You can't tell people to not make a fuss and then be arsey with them when they take your word for it.

Sudaname · 09/01/2012 21:28

We have been invited to many a 'do' of different types over the years that are friends of friends or people we are staying with have checked if we can tag along etc etc - so in short hardly know the party girl or boy or couple. l have always without fail bought the host(s) a relevant card to mark the occasion and a gift of around £20 to £25 minimum.

But even in these situations where a card or keepsake is neither here nor there to them in terms of sentimental value as we dont know them well l still buy a gift out of fairness really - not because l am materialistic or perceive the hosts to be and only inviting me to gain a material gift. To me its a simple equation - they are feeding DH and l for a significant amount per head and paying for the entertainment/the room hire etc etc - so l think it would be just plain rude to go empty-handed and then make six trips to the buffet table .

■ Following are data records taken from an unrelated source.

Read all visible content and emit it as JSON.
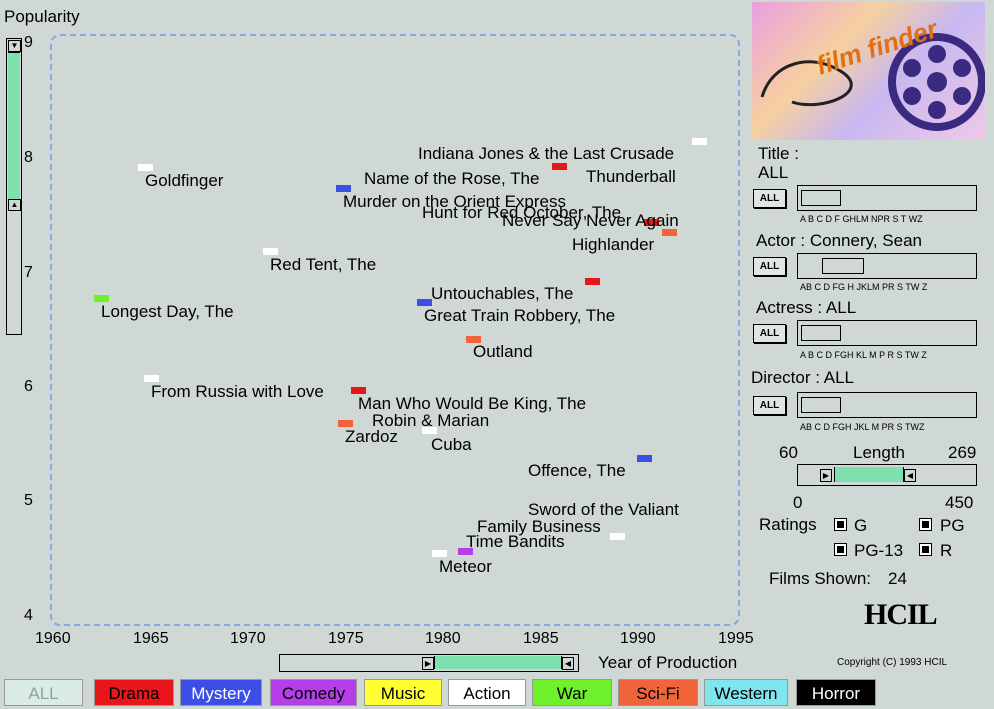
{
  "axis": {
    "y_title": "Popularity",
    "y_ticks": [
      "9",
      "8",
      "7",
      "6",
      "5",
      "4"
    ],
    "x_ticks": [
      "1960",
      "1965",
      "1970",
      "1975",
      "1980",
      "1985",
      "1990",
      "1995"
    ],
    "x_title": "Year of Production"
  },
  "films": [
    {
      "title": "Indiana Jones & the Last Crusade"
    },
    {
      "title": "Thunderball"
    },
    {
      "title": "Goldfinger"
    },
    {
      "title": "Name of the Rose, The"
    },
    {
      "title": "Murder on the Orient Express"
    },
    {
      "title": "Hunt for Red October, The"
    },
    {
      "title": "Never Say Never Again"
    },
    {
      "title": "Highlander"
    },
    {
      "title": "Red Tent, The"
    },
    {
      "title": "Untouchables, The"
    },
    {
      "title": "Longest Day, The"
    },
    {
      "title": "Great Train Robbery, The"
    },
    {
      "title": "Outland"
    },
    {
      "title": "From Russia with Love"
    },
    {
      "title": "Man Who Would Be King, The"
    },
    {
      "title": "Robin & Marian"
    },
    {
      "title": "Zardoz"
    },
    {
      "title": "Cuba"
    },
    {
      "title": "Offence, The"
    },
    {
      "title": "Sword of the Valiant"
    },
    {
      "title": "Family Business"
    },
    {
      "title": "Time Bandits"
    },
    {
      "title": "Meteor"
    }
  ],
  "filters": {
    "title_label": "Title :",
    "title_value": "ALL",
    "title_letters": "A B C D F GHLM NPR S  T  WZ",
    "actor_label": "Actor : Connery, Sean",
    "actor_letters": "AB  C   D  FG H  JKLM   PR S  TW Z",
    "actress_label": "Actress : ALL",
    "actress_letters": "A B  C  D FGH KL M  P R S  TW Z",
    "director_label": "Director : ALL",
    "director_letters": "AB  C  D FGH JKL M  PR S   TWZ",
    "all_button": "ALL",
    "length_label": "Length",
    "length_min": "60",
    "length_max": "269",
    "length_scale_min": "0",
    "length_scale_max": "450",
    "ratings_label": "Ratings",
    "rating_g": "G",
    "rating_pg": "PG",
    "rating_pg13": "PG-13",
    "rating_r": "R",
    "films_shown_label": "Films Shown:",
    "films_shown_value": "24"
  },
  "logo": {
    "text": "film finder",
    "org": "HCIL",
    "copyright": "Copyright (C) 1993 HCIL"
  },
  "genres": [
    "ALL",
    "Drama",
    "Mystery",
    "Comedy",
    "Music",
    "Action",
    "War",
    "Sci-Fi",
    "Western",
    "Horror"
  ],
  "colors": {
    "drama": "#e8151b",
    "mystery": "#3b4ee6",
    "comedy": "#b63ee8",
    "music": "#ffff33",
    "action": "#ffffff",
    "war": "#6ef02a",
    "scifi": "#f0643a",
    "western": "#7fe6ef",
    "horror": "#000000",
    "slider_fill": "#7ee0ac"
  }
}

breatheslowly · 09/01/2012 22:29

YABU - we had an equivalent thing for DD with just close family and godparents. Her godparents did give her something (even though I made it clear to them that we wanted them to be involved in DD's life and weren't being appointed to give presents). One set of grandparents brought something. The others didn't and I really didn't think anything of it until your post. The real gift to DD in her family and godparents coming together is in pledging interest and support for her in the future. I get such a thrill from the relationship she has with her grandparents and what they give to her (birthdays, Christmas etc) is nothing compared to the joy they bring to each other.